Do formats change the soul of reading—or just the way we enter a story?

There was a time when books were far more than ink and paper. Bound in leather, their pages softened with age, they exhaled a musty perfume that felt like history itself. To gift a book was to gift a piece of your soul. To place them on shelves was to reveal your inner landscape, chapter by chapter, spine by spine.

Then publishing reinvented itself. Bright covers, bold typography, glossy finishes, foil embossing, and striking author portraits ushered in a new era: the coffee-table book. Stories became décor, conversation starters, status symbols. Books were no longer just read — they were displayed, admired, Instagrammed.

And then, quietly and efficiently, came the Kindle.

I resisted at first. As someone who savoured the rustle of turning pages and the earthy sweetness of paper, reading on a screen felt almost disloyal. But practicality has a seductive logic. A slim device that could hold hundreds of books — and still fit into a bag already overflowing with wipes, crayons, receipts, and a child’s abandoned toy — was hard to ignore.

Soon reading became weightless, portable, and gloriously clutter-free. You could sample chapters before buying, avoid overflowing bookshelves, save a few trees, and slip a personal library into your pocket. Despite a lingering nostalgia, the Kindle and I settled into a comfortable truce. I even found joy in naming my virtual “shelves.”


Just when that peace felt complete, another revolution arrived: audiobooks.

I dismissed them at first—surely they were for children, for commuters too distracted to “really read.” But suddenly everyone seemed to be listening. People strode through parks with Pride and Prejudice whispering through their earbuds. Instagram feeds casually switched from “Currently reading” to “Currently listening.”

Science seemed to validate the shift. A 2019 study revealed that listening and reading activate similar brain regions, with nearly comparable comprehension. And yet, emotionally, something felt different. Reading is an act of stillness — sitting with words, lingering on sentences, choosing your own rhythm. An audiobook hands that intimacy to a narrator, whose cadence might not match the voice you imagined.

There’s also the multitasking trap. Audiobooks accompany laundry folding, dinner planning, inbox clearing — until suddenly, whole chapters have vanished into distraction. The eyes stay busy elsewhere while the mind drifts. With a physical book or Kindle, your attention stays anchored to the page.

Still, audiobooks have expanded the universe of reading. They make literature more inclusive, more accessible, more adaptable to modern, multitasking lives.

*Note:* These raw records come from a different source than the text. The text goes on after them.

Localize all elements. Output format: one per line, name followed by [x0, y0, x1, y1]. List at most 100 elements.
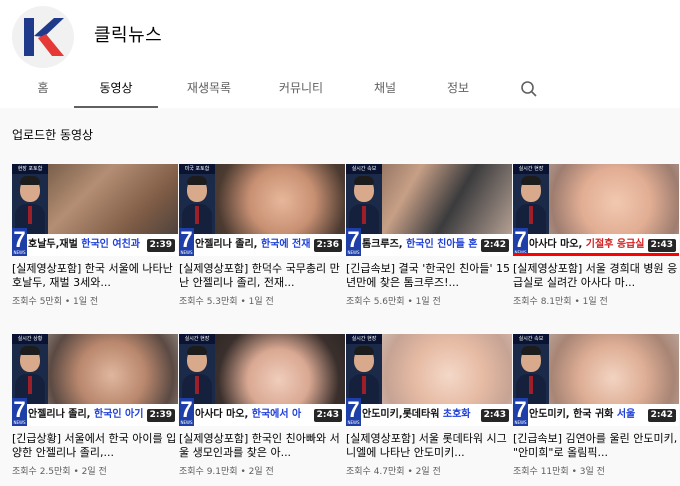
news-anchor-inset: 미국 포토합	[179, 164, 215, 236]
news-anchor-inset: 실시간 속보	[513, 334, 549, 406]
tab-about[interactable]: 정보	[436, 72, 480, 108]
video-meta: 조회수 8.1만회 • 1일 전	[513, 297, 608, 307]
upload-date: 2일 전	[415, 467, 441, 477]
video-thumbnail[interactable]: 실시간 현장 아사다 마오, 한국에서 아 7 NEWS 2:43	[179, 334, 345, 426]
banner-text: 안젤리나 졸리,	[28, 409, 94, 420]
video-thumbnail[interactable]: 실시간 현장 안도미키,롯데타워 초호화 7 NEWS 2:43	[346, 334, 512, 426]
view-count: 조회수 5만회	[12, 297, 62, 307]
search-icon[interactable]	[520, 80, 538, 98]
view-count: 조회수 9.1만회	[179, 467, 238, 477]
channel-name: 클릭뉴스	[94, 25, 163, 46]
seven-news-sub: NEWS	[179, 250, 194, 256]
upload-date: 1일 전	[415, 297, 441, 307]
inset-tag: 실시간 현장	[179, 334, 215, 344]
video-title[interactable]: [실제영상포함] 서울 롯데타워 시그니엘에 나타난 안도미키...	[346, 432, 512, 460]
video-thumbnail[interactable]: 실시간 속보 톰크루즈, 한국인 친아들 혼 7 NEWS 2:42	[346, 164, 512, 256]
video-thumbnail[interactable]: 미국 포토합 안젤리나 졸리, 한국에 전재 7 NEWS 2:36	[179, 164, 345, 256]
video-duration: 2:42	[480, 239, 509, 252]
banner-text: 안도미키,롯데타워	[362, 409, 443, 420]
view-count: 조회수 5.3만회	[179, 297, 238, 307]
video-thumbnail[interactable]: 현장 포토합 호날두,재벌 한국인 여친과 7 NEWS 2:39	[12, 164, 178, 256]
seven-news-sub: NEWS	[346, 420, 361, 426]
tab-channels[interactable]: 채널	[360, 72, 410, 108]
video-duration: 2:43	[313, 409, 342, 422]
video-meta: 조회수 5.3만회 • 1일 전	[179, 297, 274, 307]
video-card[interactable]: 현장 포토합 호날두,재벌 한국인 여친과 7 NEWS 2:39 [실제영상포…	[12, 164, 178, 307]
upload-date: 2일 전	[81, 467, 107, 477]
news-anchor-inset: 실시간 상황	[12, 334, 48, 406]
channel-avatar[interactable]	[12, 6, 74, 68]
inset-tag: 미국 포토합	[179, 164, 215, 174]
tab-videos[interactable]: 동영상	[74, 72, 158, 108]
view-count: 조회수 11만회	[513, 467, 569, 477]
video-meta: 조회수 2.5만회 • 2일 전	[12, 467, 107, 477]
banner-highlight: 한국인 아기	[93, 409, 144, 420]
video-title[interactable]: [실제영상포함] 한덕수 국무총리 만난 안젤리나 졸리, 전재...	[179, 262, 345, 290]
banner-highlight: 초호화	[442, 409, 471, 420]
video-title[interactable]: [실제영상포함] 한국인 친아빠와 서울 생모인과를 찾은 아...	[179, 432, 345, 460]
video-duration: 2:43	[647, 239, 676, 252]
seven-news-sub: NEWS	[346, 250, 361, 256]
inset-tag: 실시간 현장	[346, 334, 382, 344]
video-thumbnail[interactable]: 실시간 속보 안도미키, 한국 귀화 서울 7 NEWS 2:42	[513, 334, 679, 426]
banner-highlight: 한국인 여친과	[81, 239, 140, 250]
view-count: 조회수 4.7만회	[346, 467, 405, 477]
section-title: 업로드한 동영상	[12, 128, 94, 142]
tab-home[interactable]: 홈	[26, 72, 60, 108]
video-card[interactable]: 실시간 속보 톰크루즈, 한국인 친아들 혼 7 NEWS 2:42 [긴급속보…	[346, 164, 512, 307]
seven-news-sub: NEWS	[12, 420, 27, 426]
seven-news-sub: NEWS	[179, 420, 194, 426]
news-anchor-inset: 실시간 현장	[179, 334, 215, 406]
k-logo-icon	[24, 18, 64, 56]
video-card[interactable]: 미국 포토합 안젤리나 졸리, 한국에 전재 7 NEWS 2:36 [실제영상…	[179, 164, 345, 307]
view-count: 조회수 5.6만회	[346, 297, 405, 307]
upload-date: 2일 전	[248, 467, 274, 477]
video-duration: 2:42	[647, 409, 676, 422]
view-count: 조회수 2.5만회	[12, 467, 71, 477]
seven-news-sub: NEWS	[12, 250, 27, 256]
video-meta: 조회수 5만회 • 1일 전	[12, 297, 99, 307]
video-card[interactable]: 실시간 상황 안젤리나 졸리, 한국인 아기 7 NEWS 2:39 [긴급상황…	[12, 334, 178, 477]
video-meta: 조회수 11만회 • 3일 전	[513, 467, 605, 477]
upload-date: 3일 전	[579, 467, 605, 477]
video-title[interactable]: [긴급상황] 서울에서 한국 아이를 입양한 안젤리나 졸리,...	[12, 432, 178, 460]
video-title[interactable]: [실제영상포함] 한국 서울에 나타난 호날두, 재벌 3세와...	[12, 262, 178, 290]
inset-tag: 실시간 상황	[12, 334, 48, 344]
upload-date: 1일 전	[582, 297, 608, 307]
video-duration: 2:36	[313, 239, 342, 252]
banner-highlight: 서울	[616, 409, 636, 420]
news-anchor-inset: 실시간 속보	[346, 164, 382, 236]
video-duration: 2:39	[146, 409, 175, 422]
video-thumbnail[interactable]: 실시간 현장 아사다 마오, 기절후 응급실 7 NEWS 2:43	[513, 164, 679, 256]
channel-tabs: 홈 동영상 재생목록 커뮤니티 채널 정보	[0, 72, 680, 108]
banner-highlight: 한국인 친아들 혼	[406, 239, 478, 250]
news-anchor-inset: 실시간 현장	[346, 334, 382, 406]
inset-tag: 실시간 속보	[513, 334, 549, 344]
video-title[interactable]: [긴급속보] 김연아를 울린 안도미키, "안미희"로 올림픽...	[513, 432, 679, 460]
inset-tag: 현장 포토합	[12, 164, 48, 174]
banner-text: 아사다 마오,	[195, 409, 252, 420]
video-card[interactable]: 실시간 현장 아사다 마오, 기절후 응급실 7 NEWS 2:43 [실제영상…	[513, 164, 679, 307]
video-card[interactable]: 실시간 속보 안도미키, 한국 귀화 서울 7 NEWS 2:42 [긴급속보]…	[513, 334, 679, 477]
video-meta: 조회수 9.1만회 • 2일 전	[179, 467, 274, 477]
upload-date: 1일 전	[73, 297, 99, 307]
inset-tag: 실시간 현장	[513, 164, 549, 174]
video-card[interactable]: 실시간 현장 아사다 마오, 한국에서 아 7 NEWS 2:43 [실제영상포…	[179, 334, 345, 477]
banner-text: 아사다 마오,	[529, 239, 586, 250]
video-thumbnail[interactable]: 실시간 상황 안젤리나 졸리, 한국인 아기 7 NEWS 2:39	[12, 334, 178, 426]
channel-header: 클릭뉴스 홈 동영상 재생목록 커뮤니티 채널 정보	[0, 0, 680, 108]
video-card[interactable]: 실시간 현장 안도미키,롯데타워 초호화 7 NEWS 2:43 [실제영상포함…	[346, 334, 512, 477]
inset-tag: 실시간 속보	[346, 164, 382, 174]
banner-highlight: 기절후 응급실	[585, 239, 645, 250]
video-duration: 2:39	[146, 239, 175, 252]
banner-text: 톰크루즈,	[362, 239, 407, 250]
video-title[interactable]: [실제영상포함] 서울 경희대 병원 응급실로 실려간 아사다 마...	[513, 262, 679, 290]
video-meta: 조회수 5.6만회 • 1일 전	[346, 297, 441, 307]
banner-text: 안도미키, 한국 귀화	[529, 409, 617, 420]
tab-playlists[interactable]: 재생목록	[174, 72, 244, 108]
tab-community[interactable]: 커뮤니티	[266, 72, 336, 108]
banner-text: 안젤리나 졸리,	[195, 239, 261, 250]
video-title[interactable]: [긴급속보] 결국 '한국인 친아들' 15년만에 찾은 톰크루즈!...	[346, 262, 512, 290]
news-anchor-inset: 실시간 현장	[513, 164, 549, 236]
banner-text: 호날두,재벌	[28, 239, 82, 250]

They fit into commutes, workouts, and the quiet minutes between responsibilities. In widening the door to stories, they’ve earned their place.

Perhaps, then, the question isn’t which format is better but what kind of reader you are.

Are you the kind who dog-ears favourite pages and scribbles in margins?

The kind who highlights furiously on a Kindle?

Or the multitasker who rewinds 15 seconds after realising your mind wandered?

In the end, what matters is showing up for the story — however you arrive.

Books, whatever shape they take, still lift us into other worlds. They still let us live a thousand lives. They still leave their mark.

And yet, between you and me…

there’s still nothing in the world quite like the warm, nostalgic scent of an old book.